Abermals fuhr er auf, verwundert über die Richtung, die seine Gedanken nahmen.
»Ich liebe wohl Emilie nicht,« sagte er sich. »Warum denke ich an alles andere, nur nicht an sie?«
Aber da erhob sich sein Herz wider ihn und strafte ihn.
»Verstehst du nicht, daß dies das richtige Zeichen der Liebe ist? Geradeso will sie immer daran denken, Strohhalme zum Neste herbeizutragen um der Liebsten eine warme Wohnung zu bereiten.«
Ja, endlich verstand Zacharias die Veränderung, die mit seiner Liebe zu Emilie vorgegangen war. Er fühlte keine Leidenschaft mehr, sondern Zärtlichkeit, er begehrte nicht mehr die flüchtige Lust des Augenblicks, aber er würde imstande sein, sie ein ganzes Leben lang unerschütterlich treu zu lieben.
Dies war die liebliche Überraschung, die sein Herz für ihn in Bereitschaft hatte. Wie ein eigensinniges Kind war dies Herz gewesen. Veränderlich und heftig war es gewesen, er hatte es züchtigen und quälen müssen, aber jetzt war es zu seiner schönen Reife und Vollendung gelangt.
Als Zacharias von seiner Bootfahrt zurückkehrte, fragte jemand, wo er gewesen sei.
»Ich bin hinausgefahren und habe die Insel der Seligen gesucht,« antwortete er, aber er selbst fand diese Äußerung romantisch veraltet. Wie ein ausgewachsenes Kleid erschien sie ihm, sie paßte nicht mehr zu den ernsten, tiefen Gefühlen, die jetzt in ihm wohnten.

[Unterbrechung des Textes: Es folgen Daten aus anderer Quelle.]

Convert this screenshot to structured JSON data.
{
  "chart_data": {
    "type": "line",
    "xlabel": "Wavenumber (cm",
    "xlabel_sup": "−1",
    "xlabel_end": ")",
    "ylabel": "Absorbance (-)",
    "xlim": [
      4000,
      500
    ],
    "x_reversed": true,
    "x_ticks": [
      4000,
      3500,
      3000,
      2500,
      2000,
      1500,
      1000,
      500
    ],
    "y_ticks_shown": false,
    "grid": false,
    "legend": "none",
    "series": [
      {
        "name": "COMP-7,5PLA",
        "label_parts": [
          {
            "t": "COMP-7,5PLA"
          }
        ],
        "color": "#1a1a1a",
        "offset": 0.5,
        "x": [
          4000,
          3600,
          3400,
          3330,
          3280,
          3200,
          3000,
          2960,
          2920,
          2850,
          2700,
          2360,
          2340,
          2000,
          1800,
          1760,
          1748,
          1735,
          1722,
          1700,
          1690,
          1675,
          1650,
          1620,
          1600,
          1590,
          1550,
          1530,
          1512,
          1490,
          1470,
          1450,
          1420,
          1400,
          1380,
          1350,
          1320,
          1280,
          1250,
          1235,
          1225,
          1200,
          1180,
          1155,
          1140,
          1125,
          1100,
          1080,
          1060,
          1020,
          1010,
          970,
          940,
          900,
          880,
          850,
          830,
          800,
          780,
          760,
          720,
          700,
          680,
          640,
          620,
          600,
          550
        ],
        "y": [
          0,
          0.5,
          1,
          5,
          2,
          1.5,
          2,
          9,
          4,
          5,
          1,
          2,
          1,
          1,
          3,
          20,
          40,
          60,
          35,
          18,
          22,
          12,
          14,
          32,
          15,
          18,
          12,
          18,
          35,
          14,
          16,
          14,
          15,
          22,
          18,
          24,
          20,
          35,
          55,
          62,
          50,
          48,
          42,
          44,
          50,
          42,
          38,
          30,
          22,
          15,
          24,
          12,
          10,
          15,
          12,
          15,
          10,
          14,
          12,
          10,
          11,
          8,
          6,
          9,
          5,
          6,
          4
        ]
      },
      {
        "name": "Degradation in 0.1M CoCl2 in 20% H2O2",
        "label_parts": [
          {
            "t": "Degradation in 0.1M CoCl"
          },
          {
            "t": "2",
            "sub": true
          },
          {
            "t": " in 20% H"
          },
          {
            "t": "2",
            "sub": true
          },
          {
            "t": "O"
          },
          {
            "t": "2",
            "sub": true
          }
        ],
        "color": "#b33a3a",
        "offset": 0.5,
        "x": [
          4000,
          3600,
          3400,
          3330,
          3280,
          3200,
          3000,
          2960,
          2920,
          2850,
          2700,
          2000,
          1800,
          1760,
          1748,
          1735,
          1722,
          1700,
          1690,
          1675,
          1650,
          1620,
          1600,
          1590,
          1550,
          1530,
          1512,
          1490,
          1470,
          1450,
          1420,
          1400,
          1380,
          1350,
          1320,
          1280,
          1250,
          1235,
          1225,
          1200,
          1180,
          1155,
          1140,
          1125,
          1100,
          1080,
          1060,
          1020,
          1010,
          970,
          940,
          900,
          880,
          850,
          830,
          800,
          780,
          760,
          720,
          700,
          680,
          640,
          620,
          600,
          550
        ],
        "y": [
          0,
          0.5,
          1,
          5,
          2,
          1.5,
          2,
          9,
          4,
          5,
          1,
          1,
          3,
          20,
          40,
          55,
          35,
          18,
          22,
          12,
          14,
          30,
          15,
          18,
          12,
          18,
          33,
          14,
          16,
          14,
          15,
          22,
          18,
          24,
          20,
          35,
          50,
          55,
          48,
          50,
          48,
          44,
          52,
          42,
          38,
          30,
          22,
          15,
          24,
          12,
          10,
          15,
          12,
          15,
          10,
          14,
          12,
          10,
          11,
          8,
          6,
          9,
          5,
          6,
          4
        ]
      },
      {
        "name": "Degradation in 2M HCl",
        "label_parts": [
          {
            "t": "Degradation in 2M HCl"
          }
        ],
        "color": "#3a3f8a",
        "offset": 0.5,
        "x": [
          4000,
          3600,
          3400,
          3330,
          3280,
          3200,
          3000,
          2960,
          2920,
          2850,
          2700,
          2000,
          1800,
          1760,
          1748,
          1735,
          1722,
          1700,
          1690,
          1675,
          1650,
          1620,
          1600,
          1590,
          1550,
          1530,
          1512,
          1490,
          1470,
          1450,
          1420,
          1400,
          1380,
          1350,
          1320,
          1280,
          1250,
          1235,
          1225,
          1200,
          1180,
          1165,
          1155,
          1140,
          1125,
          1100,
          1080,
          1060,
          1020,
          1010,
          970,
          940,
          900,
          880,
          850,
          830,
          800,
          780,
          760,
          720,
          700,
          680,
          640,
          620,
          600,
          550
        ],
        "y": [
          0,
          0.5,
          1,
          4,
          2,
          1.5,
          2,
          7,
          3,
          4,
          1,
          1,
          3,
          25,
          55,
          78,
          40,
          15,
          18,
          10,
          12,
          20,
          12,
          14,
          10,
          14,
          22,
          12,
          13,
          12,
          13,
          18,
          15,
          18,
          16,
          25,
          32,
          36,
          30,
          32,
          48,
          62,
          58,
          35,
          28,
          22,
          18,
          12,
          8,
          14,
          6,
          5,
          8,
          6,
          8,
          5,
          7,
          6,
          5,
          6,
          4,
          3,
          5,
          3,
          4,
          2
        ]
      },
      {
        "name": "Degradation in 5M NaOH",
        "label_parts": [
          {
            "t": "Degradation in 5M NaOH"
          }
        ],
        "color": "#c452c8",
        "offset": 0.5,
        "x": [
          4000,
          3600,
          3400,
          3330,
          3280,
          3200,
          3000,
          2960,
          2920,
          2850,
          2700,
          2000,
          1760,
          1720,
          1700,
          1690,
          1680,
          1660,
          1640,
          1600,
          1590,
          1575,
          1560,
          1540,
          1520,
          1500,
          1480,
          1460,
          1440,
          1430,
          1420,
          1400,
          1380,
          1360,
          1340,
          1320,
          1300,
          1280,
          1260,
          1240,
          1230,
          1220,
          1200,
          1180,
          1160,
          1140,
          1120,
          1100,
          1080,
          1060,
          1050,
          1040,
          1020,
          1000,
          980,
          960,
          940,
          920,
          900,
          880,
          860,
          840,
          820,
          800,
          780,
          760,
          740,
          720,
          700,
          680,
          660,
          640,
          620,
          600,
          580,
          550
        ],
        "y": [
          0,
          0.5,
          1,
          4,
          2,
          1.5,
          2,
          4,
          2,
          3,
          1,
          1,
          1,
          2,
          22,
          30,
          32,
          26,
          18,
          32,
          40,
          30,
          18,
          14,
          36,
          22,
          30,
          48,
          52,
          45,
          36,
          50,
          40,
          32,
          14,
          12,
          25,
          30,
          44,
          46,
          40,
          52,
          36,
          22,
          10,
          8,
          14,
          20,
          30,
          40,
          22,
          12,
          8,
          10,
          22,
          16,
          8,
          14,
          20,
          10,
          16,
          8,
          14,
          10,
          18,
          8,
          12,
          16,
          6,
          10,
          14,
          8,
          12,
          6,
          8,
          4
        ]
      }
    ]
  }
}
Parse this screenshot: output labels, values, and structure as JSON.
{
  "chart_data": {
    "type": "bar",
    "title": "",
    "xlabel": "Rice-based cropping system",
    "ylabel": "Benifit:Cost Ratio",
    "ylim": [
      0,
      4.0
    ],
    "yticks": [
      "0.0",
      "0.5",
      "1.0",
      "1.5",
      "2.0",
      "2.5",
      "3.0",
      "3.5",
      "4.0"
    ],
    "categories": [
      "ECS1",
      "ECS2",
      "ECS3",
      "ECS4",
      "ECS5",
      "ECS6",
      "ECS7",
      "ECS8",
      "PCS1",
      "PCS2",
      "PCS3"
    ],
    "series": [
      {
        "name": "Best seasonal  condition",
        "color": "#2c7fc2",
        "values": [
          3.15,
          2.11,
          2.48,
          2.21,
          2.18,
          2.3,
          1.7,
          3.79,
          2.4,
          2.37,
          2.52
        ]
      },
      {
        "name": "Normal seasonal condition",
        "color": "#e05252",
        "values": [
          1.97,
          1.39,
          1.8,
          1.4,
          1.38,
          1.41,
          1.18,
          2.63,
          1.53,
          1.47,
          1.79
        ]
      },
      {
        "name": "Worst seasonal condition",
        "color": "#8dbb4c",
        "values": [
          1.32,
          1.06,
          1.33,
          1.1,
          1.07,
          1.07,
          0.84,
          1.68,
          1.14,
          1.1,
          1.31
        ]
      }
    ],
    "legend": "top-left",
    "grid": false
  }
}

Im Laufe des Vormittags traf man zufällig mit Lindquists im Freien zusammen. Da entfiel Zacharias unversehens ein Handschuh, und er fiel gerade vor Emilie zu Boden. Sie hob ihn auf. Da fühlte sie in einem Finger einen harten, runden Gegenstand, und ganz still behielt sie den Handschuh für sich. Zacharias fragte nicht danach; erst am Abend erhielt er ihn zurück, und da war er leer.
Am Abend machte er einen Besuch bei Lithéns, und auf dem Heimweg gingen Emilie und Zacharias Arm in Arm durch die kaum bemerkbare Dämmerung der schönen Haine.
Zacharias sprach mit Emilie von Henrik Backmann. Diesen ganzen Tag hindurch, sagte er, habe er gefühlt, wie der Tote ihn umschwebte. Aber gerade deshalb habe er es gewagt, ihr seinen Ring zuzuschmuggeln. Es sei des Freundes innigster Wunsch gewesen, sie vereinigt zu sehen, das wisse er ganz genau. Es sei keine Versündigung an der Trauer, die beide um ihn fühlten.
Lange wanderten sie Seite an Seite durch den stillen Abend dahin. Emilie hatte Zacharias etwas zu sagen, für das sie nur schwer den richtigen Ausdruck fand, aber sie fühlte, er mußte erfahren, warum sie ihn jetzt liebte. Er sollte nicht glauben, sie nehme ihn, weil der andere sie verlassen hatte.
Nein, daher war es gekommen, weil Henrik Backmann ihr einmal erzählt hatte, Zacharias habe, als er erfuhr, daß sein Freund sie liebte, in ritterlicher Aufopferung es aufgegeben, sich selbst um sie zu bewerben. Das war der Zug, der sie dazu gebracht hatte, Zacharias zu lieben. Darum, weil er sich selbst überwinden konnte.
Da fing Zacharias an, die freundliche Fügung der Vorsehung zu verstehen. Nun fragte er nicht mehr, warum Henrik Backmann in sein Leben getreten war. Ohne ihn würde er die Geliebte nie gewonnen haben.